See, this is why we have to give film and TV productions tax breaks to work here: the New York State Nurses Association is complaining that the new Edie Falco show Nurse Jackie puts their profession in a bad light. Last month Showtime gave them a screening, and NYSNA President Tina Girardi protested “about its impact on the public perception of nurses.” (New York magazine describes Jackie as an “ambitious, ambiguous pill-popping healer” who “even at her most compassionate moments… is privately calculating how to get her next hit.)
Girardi proposed a 67-word disclaimer to defend the image of nurses, to which Showtime VP Stuart Zakim responded that “this is a show of fiction, and its purpose, first and foremost, is entertainment,” and asked her to concentrate on the fact that “Edie Falco’s Nurse Jackie is an empathic, caring, strong, fictional heroine.”
NYSNA isn’t having it. “In the first episode, Nurse Jackie is introduced as a substance abuser who trades sex with a doctor for prescription drugs,” they say. “She has no qualms about repeatedly violating the nursing Code of Ethics.

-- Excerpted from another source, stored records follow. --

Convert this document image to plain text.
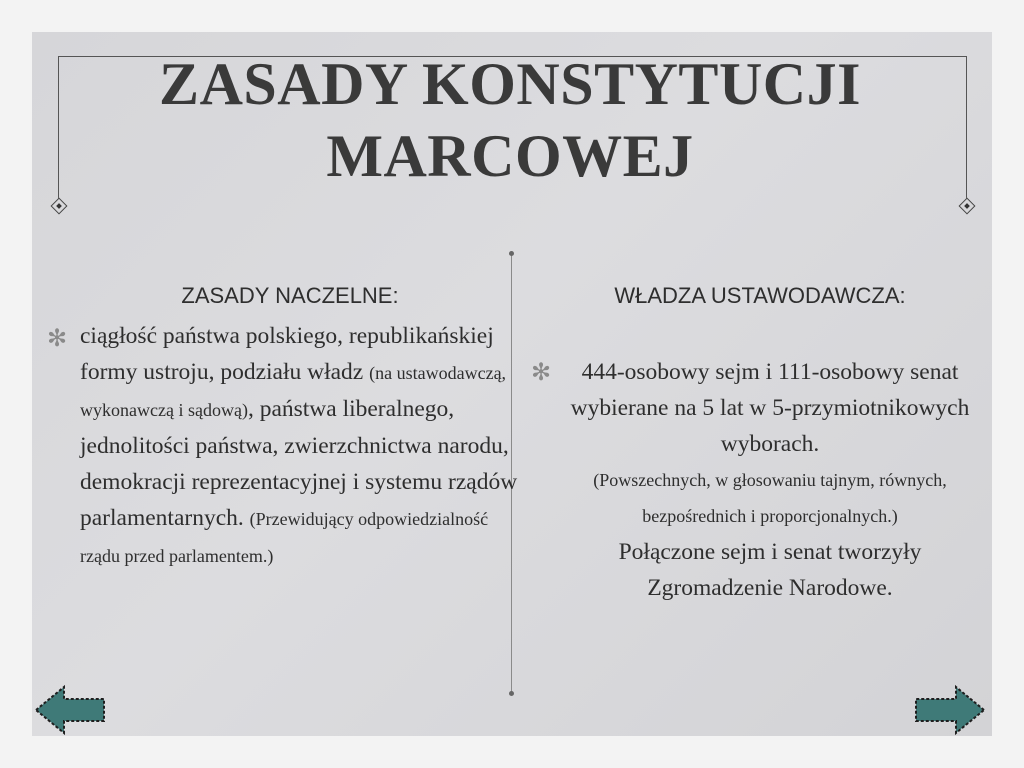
ZASADY KONSTYTUCJI
MARCOWEJ
ZASADY NACZELNE:
✻ ciągłość państwa polskiego, republikańskiej formy ustroju, podziału władz (na ustawodawczą, wykonawczą i sądową), państwa liberalnego, jednolitości państwa, zwierzchnictwa narodu, demokracji reprezentacyjnej i systemu rządów parlamentarnych. (Przewidujący odpowiedzialność rządu przed parlamentem.)
WŁADZA USTAWODAWCZA:
✻	444-osobowy sejm i 111-osobowy senat wybierane na 5 lat w 5-przymiotnikowych wyborach.
(Powszechnych, w głosowaniu tajnym, równych, bezpośrednich i proporcjonalnych.)
Połączone sejm i senat tworzyły Zgromadzenie Narodowe.
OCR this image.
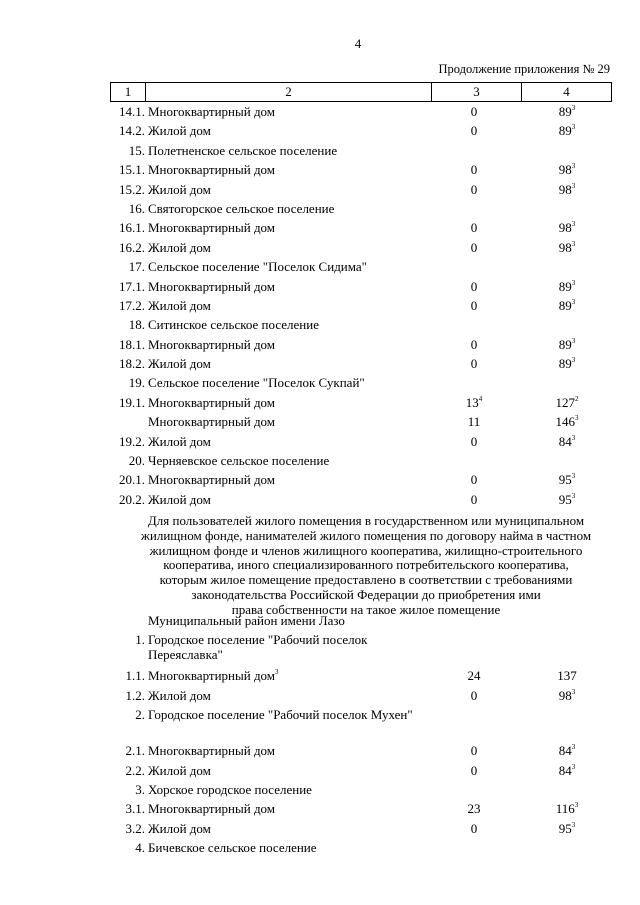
4
Продолжение приложения № 29
1	2	3	4
14.1. Многоквартирный дом	0	$89^3$
14.2. Жилой дом	0	$89^3$
15. Полетненское сельское поселение
15.1. Многоквартирный дом	0	$98^3$
15.2. Жилой дом	0	$98^3$
16. Святогорское сельское поселение
16.1. Многоквартирный дом	0	$98^3$
16.2. Жилой дом	0	$98^3$
17. Сельское поселение "Поселок Сидима"
17.1. Многоквартирный дом	0	$89^3$
17.2. Жилой дом	0	$89^3$
18. Ситинское сельское поселение
18.1. Многоквартирный дом	0	$89^3$
18.2. Жилой дом	0	$89^3$
19. Сельское поселение "Поселок Сукпай"
19.1. Многоквартирный дом	$13^4$	$127^2$
Многоквартирный дом	11	$146^3$
19.2. Жилой дом	0	$84^3$
20. Черняевское сельское поселение
20.1. Многоквартирный дом	0	$95^3$
20.2. Жилой дом	0	$95^3$
Для пользователей жилого помещения в государственном или муниципальном
жилищном фонде, нанимателей жилого помещения по договору найма в частном
жилищном фонде и членов жилищного кооператива, жилищно-строительного
кооператива, иного специализированного потребительского кооператива,
которым жилое помещение предоставлено в соответствии с требованиями
законодательства Российской Федерации до приобретения ими
права собственности на такое жилое помещение
Муниципальный район имени Лазо
1. Городское поселение "Рабочий поселок Переяславка"
1.1. Многоквартирный дом$^3$	24	137
1.2. Жилой дом	0	$98^3$
2. Городское поселение "Рабочий поселок Мухен"
2.1. Многоквартирный дом	0	$84^3$
2.2. Жилой дом	0	$84^3$
3. Хорское городское поселение
3.1. Многоквартирный дом	23	$116^3$
3.2. Жилой дом	0	$95^3$
4. Бичевское сельское поселение
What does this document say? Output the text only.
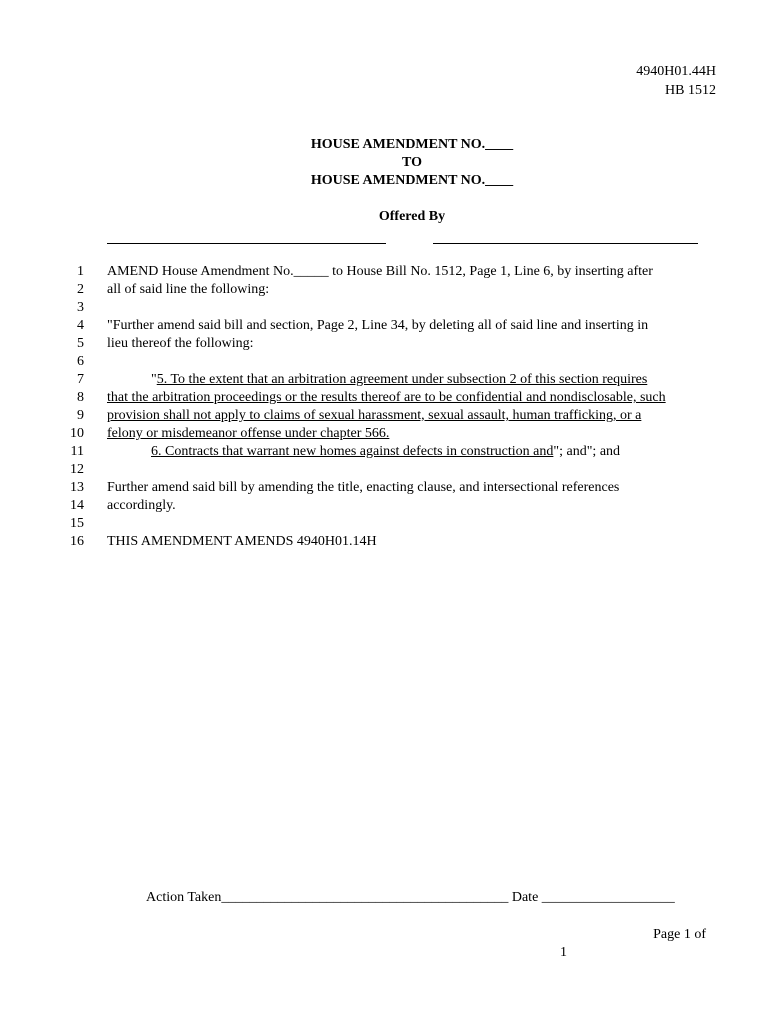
4940H01.44H
HB 1512
HOUSE AMENDMENT NO.____
TO
HOUSE AMENDMENT NO.____
Offered By
1 AMEND House Amendment No._____ to House Bill No. 1512, Page 1, Line 6, by inserting after
2 all of said line the following:
3
4 "Further amend said bill and section, Page 2, Line 34, by deleting all of said line and inserting in
5 lieu thereof the following:
6
7	"5. To the extent that an arbitration agreement under subsection 2 of this section requires
8 that the arbitration proceedings or the results thereof are to be confidential and nondisclosable, such
9 provision shall not apply to claims of sexual harassment, sexual assault, human trafficking, or a
10 felony or misdemeanor offense under chapter 566.
11	6. Contracts that warrant new homes against defects in construction and"; and"; and
12
13 Further amend said bill by amending the title, enacting clause, and intersectional references
14 accordingly.
15
16 THIS AMENDMENT AMENDS 4940H01.14H
Action Taken_________________________________________ Date ___________________
Page 1 of
1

Although Showtime describes her as a ‘competent nurse,’ one could argue that no competent nurse would behave this way.”
The NYSA invited comments on the show, which so far are scant and mostly negative. Other nursing advocates are more phlegmatic. “Viewers should fight to be admitted to the world of Nurse Jackie,” says Nursing Link, “where they’ll be treated with ample doses of both humor and pathos.” As for civilians, even the normally snide Television Without Pity says, “She’s also one of the best nurses I’ve ever seen on TV, and maybe one of the best people. Which is interesting due mostly to how many thousands of ways she is totally effed up…”
Considering controversy is part of the come-on, we think the NYSNA has done Nurse Jackie viewership a big favor. And who knows? By showing a nurse with a life beyond the ward, albeit one that’s totally effed up, to viewers who may only have heretofore perceived and treated nurses as people who stick needles in them, maybe Nurse Jackie is doing them one in return.